True to Nature. Open-air Painting 1780-1870


In the second half of the eighteenth century, the practice of painting landscape oil sketches in the open air became widespread across Europe. Nurtured by philosophical writings, scientific enquiry and poetic sentiment, artists ventured outside their studios with portable painting kits, working quickly before the motif in order to train their eyes and hands in transcribing fleeting effects of light and atmosphere.

Italy was at the centre of this tradition, and artists from all over Europe travelled south to paint the monuments of Rome and the idealised landscapes of the Campagna. Most of these oil sketches, however, were not of celebrated sites, but of unassuming corners of the world and spontaneously observed glimpses of nature – the ever-changing shape of a cloud, the textured bark of a tree, the flow of running water.

Occupying a place between painting and drawing, these landscape studies were essentially the private working material of the artist; a precious resource which could be drawn upon to bring a sense of freshness and immediacy to larger-scale studio compositions, but which most artists would have never dreamed of exhibiting.

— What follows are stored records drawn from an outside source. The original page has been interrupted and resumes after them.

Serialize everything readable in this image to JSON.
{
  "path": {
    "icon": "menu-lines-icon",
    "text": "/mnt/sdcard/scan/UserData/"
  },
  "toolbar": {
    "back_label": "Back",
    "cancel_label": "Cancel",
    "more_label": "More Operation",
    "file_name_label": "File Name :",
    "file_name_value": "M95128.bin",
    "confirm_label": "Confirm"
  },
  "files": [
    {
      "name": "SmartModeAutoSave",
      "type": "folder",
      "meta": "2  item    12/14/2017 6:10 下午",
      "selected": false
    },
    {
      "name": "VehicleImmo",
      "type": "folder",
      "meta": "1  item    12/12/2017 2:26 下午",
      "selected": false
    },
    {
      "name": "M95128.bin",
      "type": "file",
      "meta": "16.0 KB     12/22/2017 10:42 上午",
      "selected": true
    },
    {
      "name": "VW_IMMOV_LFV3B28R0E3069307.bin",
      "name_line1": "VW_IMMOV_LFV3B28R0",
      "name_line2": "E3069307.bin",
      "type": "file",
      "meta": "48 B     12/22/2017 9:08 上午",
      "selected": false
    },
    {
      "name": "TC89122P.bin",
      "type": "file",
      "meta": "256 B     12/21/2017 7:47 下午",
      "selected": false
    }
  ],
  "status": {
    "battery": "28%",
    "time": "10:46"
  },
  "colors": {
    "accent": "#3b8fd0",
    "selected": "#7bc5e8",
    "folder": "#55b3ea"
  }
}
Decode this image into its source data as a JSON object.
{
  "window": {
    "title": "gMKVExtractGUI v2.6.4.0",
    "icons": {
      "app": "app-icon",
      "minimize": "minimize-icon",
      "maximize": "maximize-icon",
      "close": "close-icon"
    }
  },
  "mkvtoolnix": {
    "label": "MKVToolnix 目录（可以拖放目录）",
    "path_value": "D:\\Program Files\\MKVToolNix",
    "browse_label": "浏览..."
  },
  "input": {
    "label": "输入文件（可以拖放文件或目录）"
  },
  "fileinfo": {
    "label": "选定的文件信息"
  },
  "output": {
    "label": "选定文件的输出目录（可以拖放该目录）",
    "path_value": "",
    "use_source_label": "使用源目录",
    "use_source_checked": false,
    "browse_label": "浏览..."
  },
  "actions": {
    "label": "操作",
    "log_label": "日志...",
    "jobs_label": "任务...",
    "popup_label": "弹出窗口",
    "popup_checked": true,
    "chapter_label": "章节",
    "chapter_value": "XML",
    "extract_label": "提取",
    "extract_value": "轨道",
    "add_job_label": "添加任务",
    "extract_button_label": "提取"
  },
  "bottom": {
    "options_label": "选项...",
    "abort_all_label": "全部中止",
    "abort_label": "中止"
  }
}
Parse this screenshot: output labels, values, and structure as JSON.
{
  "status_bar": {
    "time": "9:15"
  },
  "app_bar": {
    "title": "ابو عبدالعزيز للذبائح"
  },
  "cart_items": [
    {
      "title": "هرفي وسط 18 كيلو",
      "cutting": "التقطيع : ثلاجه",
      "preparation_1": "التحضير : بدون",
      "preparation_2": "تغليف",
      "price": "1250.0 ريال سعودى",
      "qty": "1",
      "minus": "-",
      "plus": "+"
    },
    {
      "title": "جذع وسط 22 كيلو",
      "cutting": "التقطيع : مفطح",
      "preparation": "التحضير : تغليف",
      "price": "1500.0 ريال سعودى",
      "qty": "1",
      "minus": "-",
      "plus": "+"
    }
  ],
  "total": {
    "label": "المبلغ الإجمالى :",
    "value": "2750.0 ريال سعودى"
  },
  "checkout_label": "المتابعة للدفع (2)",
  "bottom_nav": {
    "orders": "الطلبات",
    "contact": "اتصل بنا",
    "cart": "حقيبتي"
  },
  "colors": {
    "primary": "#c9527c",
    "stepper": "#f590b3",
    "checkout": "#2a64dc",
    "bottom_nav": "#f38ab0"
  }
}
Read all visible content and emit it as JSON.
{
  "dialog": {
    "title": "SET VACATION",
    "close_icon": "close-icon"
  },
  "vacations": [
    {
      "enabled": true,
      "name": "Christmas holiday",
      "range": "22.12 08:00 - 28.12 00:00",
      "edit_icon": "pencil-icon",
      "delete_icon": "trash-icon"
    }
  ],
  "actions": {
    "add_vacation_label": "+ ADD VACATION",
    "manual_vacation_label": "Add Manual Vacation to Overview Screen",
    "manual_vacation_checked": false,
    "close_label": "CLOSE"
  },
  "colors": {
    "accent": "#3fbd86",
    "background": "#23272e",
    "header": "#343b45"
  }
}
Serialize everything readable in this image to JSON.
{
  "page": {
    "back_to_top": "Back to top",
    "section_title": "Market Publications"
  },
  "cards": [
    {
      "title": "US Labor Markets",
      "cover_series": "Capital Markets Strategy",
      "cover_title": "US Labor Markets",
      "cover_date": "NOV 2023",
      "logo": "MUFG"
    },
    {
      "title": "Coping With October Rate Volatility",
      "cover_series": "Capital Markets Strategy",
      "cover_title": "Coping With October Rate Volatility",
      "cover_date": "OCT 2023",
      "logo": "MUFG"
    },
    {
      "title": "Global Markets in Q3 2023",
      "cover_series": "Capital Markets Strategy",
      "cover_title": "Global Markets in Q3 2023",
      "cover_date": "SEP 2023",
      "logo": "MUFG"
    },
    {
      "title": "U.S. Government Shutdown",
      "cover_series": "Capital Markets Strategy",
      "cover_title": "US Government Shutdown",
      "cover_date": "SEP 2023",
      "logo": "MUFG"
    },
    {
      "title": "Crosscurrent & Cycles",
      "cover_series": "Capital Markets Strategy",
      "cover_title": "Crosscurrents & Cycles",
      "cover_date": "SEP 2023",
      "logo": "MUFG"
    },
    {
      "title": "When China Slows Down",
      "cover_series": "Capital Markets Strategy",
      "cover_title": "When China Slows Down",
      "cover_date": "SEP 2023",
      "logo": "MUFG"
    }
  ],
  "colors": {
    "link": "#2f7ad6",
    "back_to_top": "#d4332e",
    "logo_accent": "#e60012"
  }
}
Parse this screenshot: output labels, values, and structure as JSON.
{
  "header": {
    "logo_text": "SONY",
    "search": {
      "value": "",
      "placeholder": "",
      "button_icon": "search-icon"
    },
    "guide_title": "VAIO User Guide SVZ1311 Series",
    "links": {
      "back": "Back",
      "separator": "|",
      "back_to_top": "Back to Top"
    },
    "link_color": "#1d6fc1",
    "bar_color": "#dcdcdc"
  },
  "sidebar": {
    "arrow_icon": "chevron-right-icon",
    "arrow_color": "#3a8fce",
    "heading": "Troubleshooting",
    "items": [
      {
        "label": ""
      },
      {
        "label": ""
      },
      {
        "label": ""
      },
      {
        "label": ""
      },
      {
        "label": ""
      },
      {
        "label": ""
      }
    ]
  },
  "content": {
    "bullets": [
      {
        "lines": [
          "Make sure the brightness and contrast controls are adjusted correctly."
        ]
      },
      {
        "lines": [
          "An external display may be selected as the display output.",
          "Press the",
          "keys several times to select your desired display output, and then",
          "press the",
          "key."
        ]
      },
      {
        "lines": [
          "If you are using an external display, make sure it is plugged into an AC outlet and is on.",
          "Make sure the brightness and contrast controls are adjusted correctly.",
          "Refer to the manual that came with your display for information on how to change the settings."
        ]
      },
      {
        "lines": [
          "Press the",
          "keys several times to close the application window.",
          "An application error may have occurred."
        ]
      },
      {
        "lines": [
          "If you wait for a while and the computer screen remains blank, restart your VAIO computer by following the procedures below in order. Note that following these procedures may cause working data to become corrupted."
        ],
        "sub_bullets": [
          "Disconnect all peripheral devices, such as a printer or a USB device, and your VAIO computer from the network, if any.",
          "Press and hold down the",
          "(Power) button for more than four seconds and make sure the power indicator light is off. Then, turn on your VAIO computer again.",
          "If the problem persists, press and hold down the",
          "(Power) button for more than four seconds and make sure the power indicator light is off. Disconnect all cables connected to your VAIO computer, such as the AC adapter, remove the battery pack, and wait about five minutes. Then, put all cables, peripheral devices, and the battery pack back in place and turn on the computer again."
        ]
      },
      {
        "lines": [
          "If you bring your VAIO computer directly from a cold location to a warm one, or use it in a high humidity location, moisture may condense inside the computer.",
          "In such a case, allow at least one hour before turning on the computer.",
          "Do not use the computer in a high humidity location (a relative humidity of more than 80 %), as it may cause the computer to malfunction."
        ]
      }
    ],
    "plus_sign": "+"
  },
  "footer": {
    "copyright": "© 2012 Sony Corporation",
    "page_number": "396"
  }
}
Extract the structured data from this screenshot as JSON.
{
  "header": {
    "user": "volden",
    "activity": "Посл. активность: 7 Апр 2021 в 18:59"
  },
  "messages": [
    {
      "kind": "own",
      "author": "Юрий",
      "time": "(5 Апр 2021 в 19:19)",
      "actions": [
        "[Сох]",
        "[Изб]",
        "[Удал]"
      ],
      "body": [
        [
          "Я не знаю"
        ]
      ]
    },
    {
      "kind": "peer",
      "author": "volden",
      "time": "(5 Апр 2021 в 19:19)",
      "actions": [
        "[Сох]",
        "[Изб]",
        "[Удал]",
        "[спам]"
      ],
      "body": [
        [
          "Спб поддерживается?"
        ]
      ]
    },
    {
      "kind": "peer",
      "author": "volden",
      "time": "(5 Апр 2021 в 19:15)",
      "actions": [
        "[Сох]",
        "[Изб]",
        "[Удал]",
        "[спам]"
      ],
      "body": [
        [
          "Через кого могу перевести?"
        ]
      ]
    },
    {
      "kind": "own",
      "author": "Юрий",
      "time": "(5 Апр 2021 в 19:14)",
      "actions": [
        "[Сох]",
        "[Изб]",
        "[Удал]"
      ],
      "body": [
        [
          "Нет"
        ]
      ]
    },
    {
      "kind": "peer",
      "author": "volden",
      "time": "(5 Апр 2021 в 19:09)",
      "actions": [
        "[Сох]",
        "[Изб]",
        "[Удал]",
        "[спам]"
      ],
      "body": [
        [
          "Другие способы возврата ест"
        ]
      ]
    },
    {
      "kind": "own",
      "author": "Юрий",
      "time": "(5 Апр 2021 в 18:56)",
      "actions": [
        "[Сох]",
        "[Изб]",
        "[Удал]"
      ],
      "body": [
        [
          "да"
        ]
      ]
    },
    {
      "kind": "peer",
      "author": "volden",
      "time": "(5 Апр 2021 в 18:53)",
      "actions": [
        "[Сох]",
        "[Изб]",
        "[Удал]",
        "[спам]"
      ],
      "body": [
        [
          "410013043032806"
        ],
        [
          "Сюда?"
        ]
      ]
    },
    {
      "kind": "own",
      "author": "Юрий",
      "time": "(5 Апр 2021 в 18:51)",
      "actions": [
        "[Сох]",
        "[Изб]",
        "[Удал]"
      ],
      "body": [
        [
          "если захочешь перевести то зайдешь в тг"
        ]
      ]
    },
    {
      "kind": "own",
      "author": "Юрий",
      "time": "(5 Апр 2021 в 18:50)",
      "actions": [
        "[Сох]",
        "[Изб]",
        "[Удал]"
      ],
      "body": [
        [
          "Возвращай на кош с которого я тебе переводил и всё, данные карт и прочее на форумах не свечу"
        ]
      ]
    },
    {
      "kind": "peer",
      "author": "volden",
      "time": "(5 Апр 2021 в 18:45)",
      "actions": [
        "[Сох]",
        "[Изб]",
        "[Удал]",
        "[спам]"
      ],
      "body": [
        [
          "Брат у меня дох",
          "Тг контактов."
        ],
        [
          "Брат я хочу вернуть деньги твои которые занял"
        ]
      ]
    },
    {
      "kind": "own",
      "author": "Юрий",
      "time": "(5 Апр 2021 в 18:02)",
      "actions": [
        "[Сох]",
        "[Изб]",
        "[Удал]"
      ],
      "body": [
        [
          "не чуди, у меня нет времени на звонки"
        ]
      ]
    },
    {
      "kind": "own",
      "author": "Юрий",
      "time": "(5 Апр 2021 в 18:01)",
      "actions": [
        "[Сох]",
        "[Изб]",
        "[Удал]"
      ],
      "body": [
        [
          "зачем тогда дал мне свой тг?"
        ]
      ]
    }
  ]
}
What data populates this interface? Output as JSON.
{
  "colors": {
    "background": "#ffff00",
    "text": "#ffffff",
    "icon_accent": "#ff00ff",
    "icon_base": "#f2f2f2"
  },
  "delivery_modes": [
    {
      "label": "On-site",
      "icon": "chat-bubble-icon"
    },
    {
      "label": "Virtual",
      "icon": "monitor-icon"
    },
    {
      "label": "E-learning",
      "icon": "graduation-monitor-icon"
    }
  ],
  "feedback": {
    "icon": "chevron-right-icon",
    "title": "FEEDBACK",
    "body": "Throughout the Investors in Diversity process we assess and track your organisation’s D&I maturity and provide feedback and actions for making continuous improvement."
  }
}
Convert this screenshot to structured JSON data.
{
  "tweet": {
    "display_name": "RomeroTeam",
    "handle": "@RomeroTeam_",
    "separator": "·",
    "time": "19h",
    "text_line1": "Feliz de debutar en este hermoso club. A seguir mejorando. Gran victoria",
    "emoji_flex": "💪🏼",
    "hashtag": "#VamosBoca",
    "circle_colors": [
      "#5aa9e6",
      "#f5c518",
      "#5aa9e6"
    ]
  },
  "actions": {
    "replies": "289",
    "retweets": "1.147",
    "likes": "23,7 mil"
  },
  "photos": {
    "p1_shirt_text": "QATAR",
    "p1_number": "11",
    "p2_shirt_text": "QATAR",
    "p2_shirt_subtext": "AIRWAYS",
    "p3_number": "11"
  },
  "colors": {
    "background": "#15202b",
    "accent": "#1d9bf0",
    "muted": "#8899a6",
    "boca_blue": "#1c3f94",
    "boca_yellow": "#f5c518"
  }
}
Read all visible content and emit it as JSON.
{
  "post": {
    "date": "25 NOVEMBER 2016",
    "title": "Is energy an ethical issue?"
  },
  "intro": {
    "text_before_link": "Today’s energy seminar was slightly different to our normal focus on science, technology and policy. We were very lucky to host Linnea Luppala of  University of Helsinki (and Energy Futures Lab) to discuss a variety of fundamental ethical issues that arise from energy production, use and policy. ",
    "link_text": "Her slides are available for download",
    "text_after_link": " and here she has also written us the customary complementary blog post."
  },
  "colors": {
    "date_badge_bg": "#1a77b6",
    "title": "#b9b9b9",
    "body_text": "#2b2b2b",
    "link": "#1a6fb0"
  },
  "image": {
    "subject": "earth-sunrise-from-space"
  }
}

Bringing together over one hundred and fifty oil studies from the collections of the Fondation Custodia, the National Gallery of Art in Washington, The Fitzwilliam Museum in Cambridge and a private collector, True to Nature presents an extraordinary opportunity for the close study of these strikingly modern landscapes. The works are presented thematically, creating rhythmic and poetic juxtapositions, and encouraging visitors to immerse themselves in each motif, witnessing the individuality of artistic responses and the experimentation invited by the technique.